I laughed.  "And this isn't?" I asked, waving a hand at the drought-ridden land around us.

             
"Not supposed to be."

             
He'd worked a couple ranches before finding Big Sky and said he liked the trail, being outside, working with cattle and the dogs, and being on horseback as often as not.

             
We drew into town then, into laughter and loud voices, singing from the saloons and music from the hotel where we were headed.  It seemed every person on the street knew Robert and greeted him, and I saw a lot of the ranch hands moving in and out of bars and restaurants, dancing in the street with women whose dress seemed a bit scandalous to me, showing too much skin and not covering quite enough. 

             
Robert escorted me in quickly and it wasn't until we were inside, finding a table and looking to see what was on offer for the evening, that I realized he hadn't asked anything about me.

             
The hotel didn't hold a candle to The Faro Queen, but it's possible I'm prejudiced, given it's the Longren's hotel.  The food was simple and hot and I didn't have to cook any of it, all of which I enjoyed. 

             
During the meal, Robert more than made up for any inattentiveness that had preceded the meal.  He asked me about Nevada and about my parents, listened with sympathy about the loss of my father, and I wisely didn't tell him a thing about Mr.
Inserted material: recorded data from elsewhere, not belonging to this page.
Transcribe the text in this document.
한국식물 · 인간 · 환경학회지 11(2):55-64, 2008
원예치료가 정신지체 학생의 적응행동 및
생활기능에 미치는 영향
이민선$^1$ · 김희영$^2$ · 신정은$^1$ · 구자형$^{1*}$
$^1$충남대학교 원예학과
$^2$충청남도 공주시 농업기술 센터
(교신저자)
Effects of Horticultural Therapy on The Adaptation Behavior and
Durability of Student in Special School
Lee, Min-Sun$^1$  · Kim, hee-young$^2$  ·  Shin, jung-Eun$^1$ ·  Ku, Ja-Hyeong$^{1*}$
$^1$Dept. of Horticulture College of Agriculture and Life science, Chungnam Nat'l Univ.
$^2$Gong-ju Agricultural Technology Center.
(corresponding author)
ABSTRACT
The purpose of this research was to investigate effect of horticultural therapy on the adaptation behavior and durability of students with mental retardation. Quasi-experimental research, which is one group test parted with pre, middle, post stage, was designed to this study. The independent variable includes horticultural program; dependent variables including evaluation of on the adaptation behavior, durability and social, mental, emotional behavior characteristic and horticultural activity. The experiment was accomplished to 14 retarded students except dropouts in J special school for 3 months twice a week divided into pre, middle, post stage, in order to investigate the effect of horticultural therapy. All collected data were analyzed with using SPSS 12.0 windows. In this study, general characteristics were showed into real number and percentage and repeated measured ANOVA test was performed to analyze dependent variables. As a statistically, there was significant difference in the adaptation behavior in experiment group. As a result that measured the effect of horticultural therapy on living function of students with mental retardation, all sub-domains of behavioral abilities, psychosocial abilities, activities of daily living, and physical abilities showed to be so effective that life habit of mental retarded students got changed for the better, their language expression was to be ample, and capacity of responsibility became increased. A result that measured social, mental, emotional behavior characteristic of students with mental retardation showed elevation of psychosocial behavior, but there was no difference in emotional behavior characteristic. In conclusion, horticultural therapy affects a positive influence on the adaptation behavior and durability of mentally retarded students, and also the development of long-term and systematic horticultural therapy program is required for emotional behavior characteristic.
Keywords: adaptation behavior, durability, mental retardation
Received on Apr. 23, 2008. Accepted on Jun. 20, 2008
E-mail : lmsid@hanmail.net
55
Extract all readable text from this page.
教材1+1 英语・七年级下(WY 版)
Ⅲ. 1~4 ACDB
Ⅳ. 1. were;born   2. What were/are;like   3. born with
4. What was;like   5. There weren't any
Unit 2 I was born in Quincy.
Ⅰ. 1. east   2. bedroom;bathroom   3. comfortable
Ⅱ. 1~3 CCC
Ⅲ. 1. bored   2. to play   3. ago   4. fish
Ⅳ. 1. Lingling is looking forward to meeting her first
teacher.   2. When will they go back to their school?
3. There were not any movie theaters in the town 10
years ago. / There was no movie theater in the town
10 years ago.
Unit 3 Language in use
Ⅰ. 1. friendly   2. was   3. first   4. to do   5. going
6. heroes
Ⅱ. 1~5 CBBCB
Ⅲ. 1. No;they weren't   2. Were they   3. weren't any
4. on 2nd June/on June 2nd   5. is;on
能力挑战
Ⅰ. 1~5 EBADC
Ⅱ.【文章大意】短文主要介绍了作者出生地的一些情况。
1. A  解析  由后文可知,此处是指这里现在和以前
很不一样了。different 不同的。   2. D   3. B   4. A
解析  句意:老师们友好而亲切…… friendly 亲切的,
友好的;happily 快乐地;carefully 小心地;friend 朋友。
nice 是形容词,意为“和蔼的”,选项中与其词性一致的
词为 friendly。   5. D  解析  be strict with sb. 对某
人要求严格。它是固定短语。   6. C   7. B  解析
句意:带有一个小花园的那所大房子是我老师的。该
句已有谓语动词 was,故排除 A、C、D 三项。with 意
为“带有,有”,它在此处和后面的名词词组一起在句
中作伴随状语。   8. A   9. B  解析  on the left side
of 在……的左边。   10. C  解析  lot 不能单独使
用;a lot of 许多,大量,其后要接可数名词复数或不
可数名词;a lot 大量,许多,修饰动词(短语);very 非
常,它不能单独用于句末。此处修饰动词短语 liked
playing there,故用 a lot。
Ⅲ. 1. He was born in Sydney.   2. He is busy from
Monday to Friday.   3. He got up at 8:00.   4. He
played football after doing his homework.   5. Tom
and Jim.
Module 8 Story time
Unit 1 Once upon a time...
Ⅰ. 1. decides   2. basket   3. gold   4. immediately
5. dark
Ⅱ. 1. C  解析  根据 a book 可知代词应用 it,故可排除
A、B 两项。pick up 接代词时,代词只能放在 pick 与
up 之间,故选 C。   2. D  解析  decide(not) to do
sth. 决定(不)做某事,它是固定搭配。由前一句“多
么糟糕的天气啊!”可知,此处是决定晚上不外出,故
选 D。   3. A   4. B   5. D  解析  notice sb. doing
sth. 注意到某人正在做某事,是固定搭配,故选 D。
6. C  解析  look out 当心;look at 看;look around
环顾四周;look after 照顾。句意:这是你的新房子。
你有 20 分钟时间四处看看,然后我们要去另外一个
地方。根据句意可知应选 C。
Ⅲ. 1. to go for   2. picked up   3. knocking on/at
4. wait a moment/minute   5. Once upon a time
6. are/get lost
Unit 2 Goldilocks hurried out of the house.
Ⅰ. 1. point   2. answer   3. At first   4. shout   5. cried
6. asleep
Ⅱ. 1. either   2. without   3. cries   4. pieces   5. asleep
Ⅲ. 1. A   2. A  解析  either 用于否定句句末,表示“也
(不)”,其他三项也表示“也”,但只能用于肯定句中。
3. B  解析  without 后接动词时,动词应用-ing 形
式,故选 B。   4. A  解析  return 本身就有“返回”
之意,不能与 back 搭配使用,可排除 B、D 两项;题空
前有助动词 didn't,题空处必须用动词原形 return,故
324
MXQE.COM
Overton's plans to marry me off.

             
Having a man listen to every word should have caused me no end of fretting but, for once, I didn't trip over my words or forget my sentences halfway through.  I made him laugh a few times, telling him about my adventures and Sarah's, which probably wouldn't make it any easier for Sarah to tell the ranch hands what to do, but I liked the way his eyes shined when he laughed.

             
When the dishes were collected and the dancing started to the fiddles and the guitar player and one lone and somewhat lost looking girl with a flute, who everyone else instantly drowned out, I tried to resist.  I'm light on my feet running a race or climbing a foothill or scaling a cottonwood, but I'm heavy on everyone else's dancing.

             
Robert didn't take no for an answer, he simply stood, took my hand in the most courtly manner that set my heart spinning and my breath short, and took me out to the dance floor.

             
Where I spun like moonlight and swept into footwork I couldn't possibly have known; light as a feather and light on my own feet, never on his.  For the first time I could remember, since the days I'd been small enough to dance with my stocking-clad feet on my father's shoes, I enjoyed dancing and left the hotel breathless and flushed rather than tongue-tied and blushing.

             
Robert McLeod was handsome and charming and I had daydreamed about this night since the moment I'd first seen him, when I had no way of knowing such a night was even possible.

             
I didn't want that, though.  Did I?  So soon after Johnny, it truly felt like the path to another broken heart and I didn't have the spirit for it, or any more sisters to run to.

             
My steps off the dance floor as we left the hotel were far more cautious.

 

              Redding's main street boasted grocers and a telegraph office, a feed store that was also the other grocer's, the hotel where we had dined and where people sometimes staged plays.  There was a laundry and another hotel that had a rather less savory reputation.  There wasn't much more to it.  We walked the length of it, looking at the houses spread in a grid off the main street, and talked about the ranch.  After Robert had abandoned the idea of university schooling and made his way north, he'd worked on a series of cattle drives, heading as far east as Idaho and, once, as far south as Texas.